Die fiktive Person genannt "xy" ist 20 Jahre alt und ist durch blöde Umstände und Naivität ganz tief (auf deutsch geagt in die ******* gerutscht).

Von Anfang an.

XY war in einer Fernbeziehung. Ihr Partner war ein Jahr jünger und die Beiden hatten natürlich das Problem die Ferne unter der Woche zu überbrücken mit Kontakt durch Telefon.
XY hat einen Partnervertrag auf Ihren Namen für den Partner abgeschlossen.
Im Okt 2008 ist XY dann in den Ort ihres Partners auf Bitten von ihm gezogen. Die Beziehung wurde nach dem Umzug dann von dem Partner in einer Nacht und Nebel Aktion beendet.
Diese Person hat dann noch mit dem Handy telefoniert bevor er es ihr zurückgegeben hat.
Die nächste Rechnung war so hoch das XY sie nicht zahlen konnte.
Alles kam nach und nach und XY kam mit den Zahlungen nicht hinterher.
Auch die Mieten ihre eigene Handyrechnung und den Dispositionskredit konnte sie nicht mehr begleichen.
Nach einem halben Jahr hatte sich eine beachtliche Summe von fast 10.000 € angehäuft.
XY hat im April 09 in einem Callcenter angefangen zu arbeiten und musste leider eine Privatinsolvenz andenken. Sie hat dann von einer "freundin" den Tipp bekommen auf den Namen von anderen Leuten Sachen bei Versandhäusern zu bestellen und diese im Internet zu verkaufen.

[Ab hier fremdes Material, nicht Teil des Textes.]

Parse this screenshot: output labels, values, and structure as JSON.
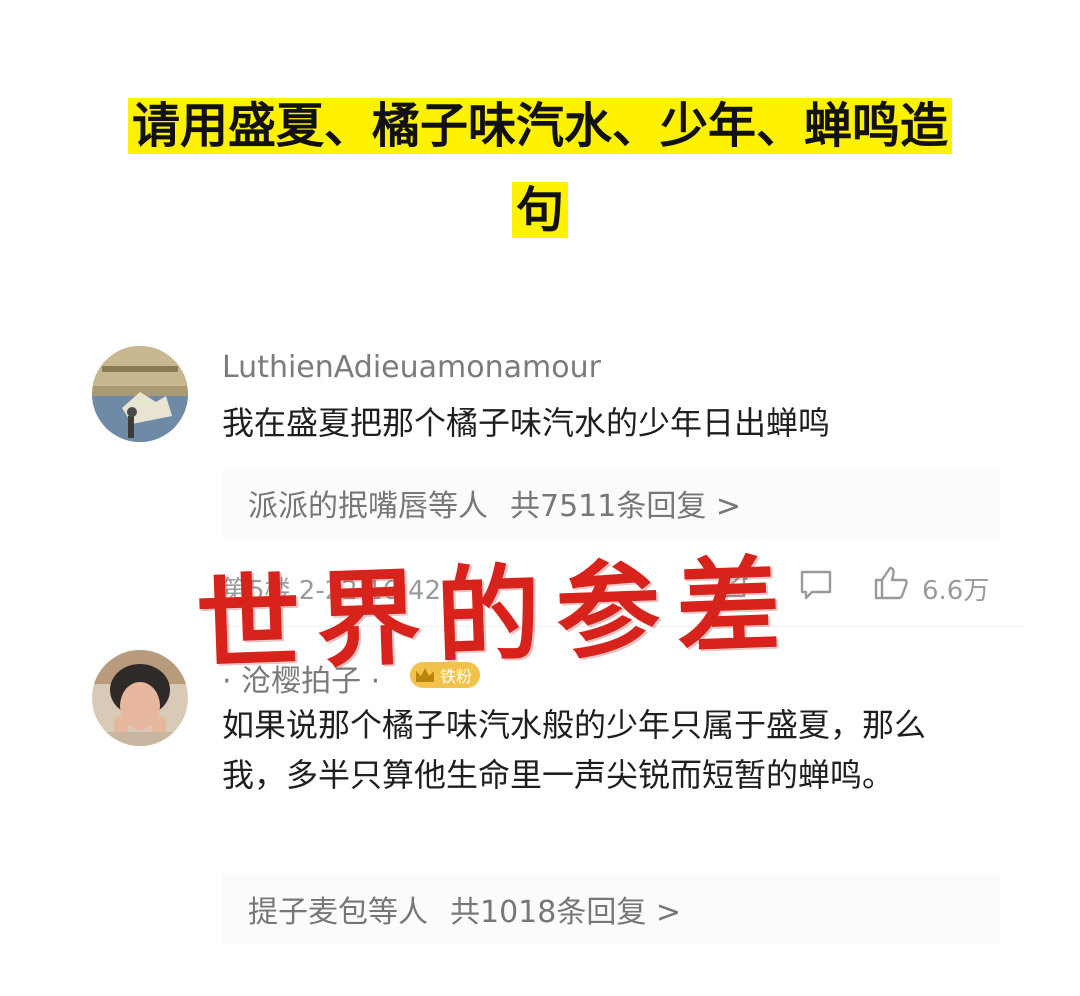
{
  "title": {
    "line1": "请用盛夏、橘子味汽水、少年、蝉鸣造",
    "line2": "句"
  },
  "comments": [
    {
      "username": "LuthienAdieuamonamour",
      "text": "我在盛夏把那个橘子味汽水的少年日出蝉鸣",
      "reply_users": "派派的抿嘴唇等人",
      "reply_count": "共7511条回复 >",
      "floor_time": "第5楼 2-22 16:42",
      "likes": "6.6万"
    },
    {
      "username": "· 沧樱拍子 ·",
      "badge": "铁粉",
      "text": "如果说那个橘子味汽水般的少年只属于盛夏，那么我，多半只算他生命里一声尖锐而短暂的蝉鸣。",
      "reply_users": "提子麦包等人",
      "reply_count": "共1018条回复 >"
    }
  ],
  "overlay_text": "世界的参差",
  "colors": {
    "highlight": "#fff200",
    "overlay": "#d8231c",
    "badge": "#f3c24a"
  }
}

Die Sachen sollte Sie auf Raten bestellen und dann das was an Gewinn übrig bleibt benutzen um die eigenen Schulden zu begleichen.

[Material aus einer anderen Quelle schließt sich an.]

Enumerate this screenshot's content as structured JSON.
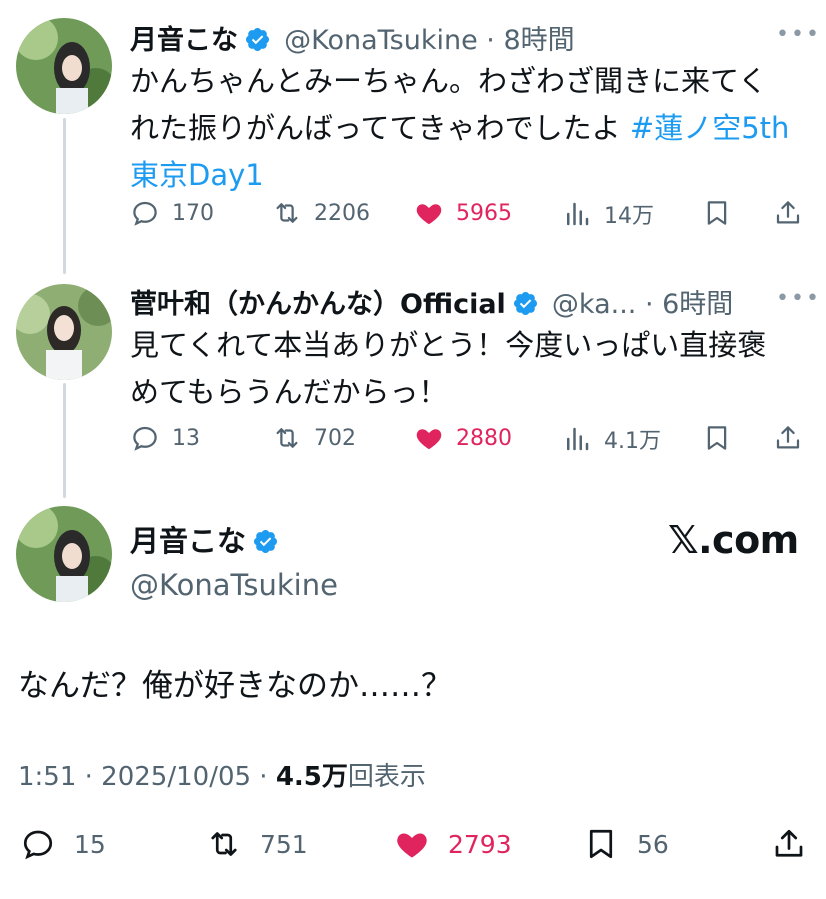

Endeffekt vom Lied ist das XY auf ca 20 verschiedene Namen bei 3 großen Versandhäusern bestellt hat.
Die bestellten Sachen sind mit der "Freundin über den Berg".

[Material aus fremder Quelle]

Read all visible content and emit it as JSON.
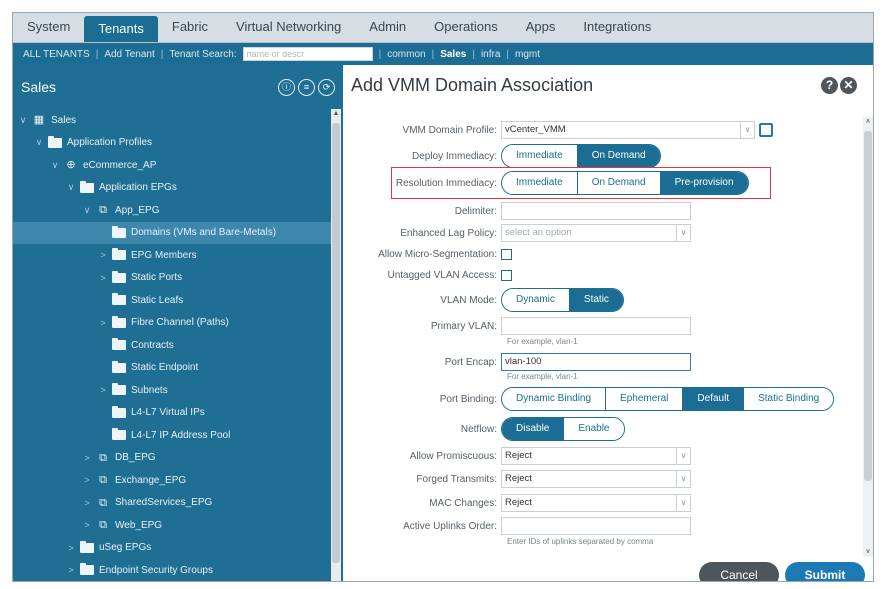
{
  "topnav": {
    "tabs": [
      "System",
      "Tenants",
      "Fabric",
      "Virtual Networking",
      "Admin",
      "Operations",
      "Apps",
      "Integrations"
    ],
    "active": "Tenants"
  },
  "subnav": {
    "all_tenants": "ALL TENANTS",
    "add_tenant": "Add Tenant",
    "tenant_search_label": "Tenant Search:",
    "search_placeholder": "name or descr",
    "tenants": [
      "common",
      "Sales",
      "infra",
      "mgmt"
    ],
    "active_tenant": "Sales"
  },
  "sidebar": {
    "title": "Sales",
    "tree": [
      {
        "label": "Sales",
        "indent": 0,
        "chev": "∨",
        "icon": "grid"
      },
      {
        "label": "Application Profiles",
        "indent": 1,
        "chev": "∨",
        "icon": "folder"
      },
      {
        "label": "eCommerce_AP",
        "indent": 2,
        "chev": "∨",
        "icon": "app"
      },
      {
        "label": "Application EPGs",
        "indent": 3,
        "chev": "∨",
        "icon": "folder"
      },
      {
        "label": "App_EPG",
        "indent": 4,
        "chev": "∨",
        "icon": "epg"
      },
      {
        "label": "Domains (VMs and Bare-Metals)",
        "indent": 5,
        "chev": "",
        "icon": "folder",
        "selected": true
      },
      {
        "label": "EPG Members",
        "indent": 5,
        "chev": ">",
        "icon": "folder"
      },
      {
        "label": "Static Ports",
        "indent": 5,
        "chev": ">",
        "icon": "folder"
      },
      {
        "label": "Static Leafs",
        "indent": 5,
        "chev": "",
        "icon": "folder"
      },
      {
        "label": "Fibre Channel (Paths)",
        "indent": 5,
        "chev": ">",
        "icon": "folder"
      },
      {
        "label": "Contracts",
        "indent": 5,
        "chev": "",
        "icon": "folder"
      },
      {
        "label": "Static Endpoint",
        "indent": 5,
        "chev": "",
        "icon": "folder"
      },
      {
        "label": "Subnets",
        "indent": 5,
        "chev": ">",
        "icon": "folder"
      },
      {
        "label": "L4-L7 Virtual IPs",
        "indent": 5,
        "chev": "",
        "icon": "folder"
      },
      {
        "label": "L4-L7 IP Address Pool",
        "indent": 5,
        "chev": "",
        "icon": "folder"
      },
      {
        "label": "DB_EPG",
        "indent": 4,
        "chev": ">",
        "icon": "epg"
      },
      {
        "label": "Exchange_EPG",
        "indent": 4,
        "chev": ">",
        "icon": "epg"
      },
      {
        "label": "SharedServices_EPG",
        "indent": 4,
        "chev": ">",
        "icon": "epg"
      },
      {
        "label": "Web_EPG",
        "indent": 4,
        "chev": ">",
        "icon": "epg"
      },
      {
        "label": "uSeg EPGs",
        "indent": 3,
        "chev": ">",
        "icon": "folder"
      },
      {
        "label": "Endpoint Security Groups",
        "indent": 3,
        "chev": ">",
        "icon": "folder"
      }
    ]
  },
  "panel": {
    "title": "Add VMM Domain Association",
    "fields": {
      "vmm_domain_profile": {
        "label": "VMM Domain Profile:",
        "value": "vCenter_VMM"
      },
      "deploy_immediacy": {
        "label": "Deploy Immediacy:",
        "options": [
          "Immediate",
          "On Demand"
        ],
        "selected": "On Demand"
      },
      "resolution_immediacy": {
        "label": "Resolution Immediacy:",
        "options": [
          "Immediate",
          "On Demand",
          "Pre-provision"
        ],
        "selected": "Pre-provision"
      },
      "delimiter": {
        "label": "Delimiter:",
        "value": ""
      },
      "enhanced_lag_policy": {
        "label": "Enhanced Lag Policy:",
        "placeholder": "select an option"
      },
      "allow_micro_segmentation": {
        "label": "Allow Micro-Segmentation:"
      },
      "untagged_vlan_access": {
        "label": "Untagged VLAN Access:"
      },
      "vlan_mode": {
        "label": "VLAN Mode:",
        "options": [
          "Dynamic",
          "Static"
        ],
        "selected": "Static"
      },
      "primary_vlan": {
        "label": "Primary VLAN:",
        "value": "",
        "hint": "For example, vlan-1"
      },
      "port_encap": {
        "label": "Port Encap:",
        "value": "vlan-100",
        "hint": "For example, vlan-1"
      },
      "port_binding": {
        "label": "Port Binding:",
        "options": [
          "Dynamic Binding",
          "Ephemeral",
          "Default",
          "Static Binding"
        ],
        "selected": "Default"
      },
      "netflow": {
        "label": "Netflow:",
        "options": [
          "Disable",
          "Enable"
        ],
        "selected": "Disable"
      },
      "allow_promiscuous": {
        "label": "Allow Promiscuous:",
        "value": "Reject"
      },
      "forged_transmits": {
        "label": "Forged Transmits:",
        "value": "Reject"
      },
      "mac_changes": {
        "label": "MAC Changes:",
        "value": "Reject"
      },
      "active_uplinks_order": {
        "label": "Active Uplinks Order:",
        "value": "",
        "hint": "Enter IDs of uplinks separated by comma"
      }
    },
    "cancel_label": "Cancel",
    "submit_label": "Submit"
  },
  "colors": {
    "brand": "#1b6d93",
    "highlight": "#e8333a",
    "submit": "#1b7ab3"
  }
}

Es ist nicht nachzuweisen wer diese Freundin ist.
XY denkt über eine Selbstanzeige nach.
Das Problem ist das sie auch jede Strafe akzeptiert die ihr für diesen Betrug auferlegt wird.
Das Problem ist allerdings das neben einer Gefängnisstrafe eine Geldstrafe zu erwarten ist. Die würde dann aber mit in die Insolvenz laufen. Aber XY ist sich überhaupt nicht sicher ob das überhaupt geht.
XY möchte endlich alles aufklären.
XY wird nächstes Jahr im April heiraten und ist dabei ihr Abitur welches Sie bei ihrem Umzug abgebrochen hat.
XY bereut das alles sehr und wünschte sich sie könnte die Raten einfach bezahlen welches Ihr nicht möglich ist und es gibt auch niemanden der ihr das Geld leihen könnte...
XY ist unschlüssig was sie machen soll...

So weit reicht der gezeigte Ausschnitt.